We have seen before how to translate DNA sequences into amino acids sequences. We have even created a module that contains the dictionary for the genetic code. Now we are going to combine both (very simple) modules we created in one nice script for day-to-day use.
So, we have the dnatranslate.py and the fasta.py that we are going to import into our script. And that’s basically it: calling function already created, stored in modules that can be reused anytime. In the end our script that translates DNA sequences to proteins takes a little bit more than a handful of lines.
#!/usr/bin/env python
import dnatranslate
import sys
import fasta
dna = fasta.read_fasta(open(sys.argv[1], 'r').readlines())
for item in dna:
protein = dnatranslate.translate_dna(item.sequence)
print item.name
print protein
That’s it. A good example of reusable code, that once created fits everywhere and handles most type of data. We read the FASTA file in the first line, and iterate over the items created translating them as we go. As an extra exercise, we can include the output formatting function.
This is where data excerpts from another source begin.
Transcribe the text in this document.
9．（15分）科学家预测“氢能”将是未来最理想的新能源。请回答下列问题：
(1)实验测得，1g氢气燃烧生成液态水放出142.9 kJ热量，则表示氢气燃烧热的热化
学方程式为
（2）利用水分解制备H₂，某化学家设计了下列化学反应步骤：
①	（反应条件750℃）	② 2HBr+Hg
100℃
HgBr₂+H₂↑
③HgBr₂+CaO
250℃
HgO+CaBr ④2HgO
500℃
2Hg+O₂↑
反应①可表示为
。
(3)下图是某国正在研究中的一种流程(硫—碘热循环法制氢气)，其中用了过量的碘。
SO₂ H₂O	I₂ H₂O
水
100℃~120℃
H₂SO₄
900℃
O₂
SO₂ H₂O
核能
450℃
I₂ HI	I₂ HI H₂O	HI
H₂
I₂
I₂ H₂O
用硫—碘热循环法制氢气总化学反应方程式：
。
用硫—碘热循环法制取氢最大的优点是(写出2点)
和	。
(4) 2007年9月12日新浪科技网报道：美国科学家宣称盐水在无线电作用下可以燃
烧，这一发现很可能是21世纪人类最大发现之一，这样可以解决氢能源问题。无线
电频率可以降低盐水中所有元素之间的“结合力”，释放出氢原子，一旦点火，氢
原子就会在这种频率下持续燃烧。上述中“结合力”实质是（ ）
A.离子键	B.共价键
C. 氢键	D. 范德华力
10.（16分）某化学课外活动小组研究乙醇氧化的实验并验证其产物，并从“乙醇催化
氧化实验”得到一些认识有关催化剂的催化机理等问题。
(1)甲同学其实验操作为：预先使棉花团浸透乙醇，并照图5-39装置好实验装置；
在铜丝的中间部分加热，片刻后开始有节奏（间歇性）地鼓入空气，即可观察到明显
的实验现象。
First we need to update the fasta.py module (already on the repository) and slightly change the formatting function, that ends up looking like this
def format_output(sequence, length):
temp = []
for j in range(0,len(sequence),length):
temp.append(sequence[j:j+length])
return '\n'.join(temp)
For this case the ideal formatting function would go through the “longer” route mentioned before, because the final printing should be done by the main script and not by the imported module. This gives us more control on what we want to do with the resulting string. The format_output function receives two arguments: the first is the actual DNA/protein sequence to be formatted and the length we want to output it. We had to remove the loop too, so only one sequence can be sent to the function and, as pointed, the function returns a string with the formatted sequence. In the end our post’s initial sequence has one modification only
#!/usr/bin/env python
import dnatranslate
import sys
import fasta
dna = fasta.read_fasta(open(sys.argv[1], 'r').readlines())
for item in dna:
protein = dnatranslate.translate_dna(item.sequence)
print item.name
print fasta.format_output(protein, 60)
the last line, that instead of printing directly the result of the translation, sends the sequence to the formatting function before.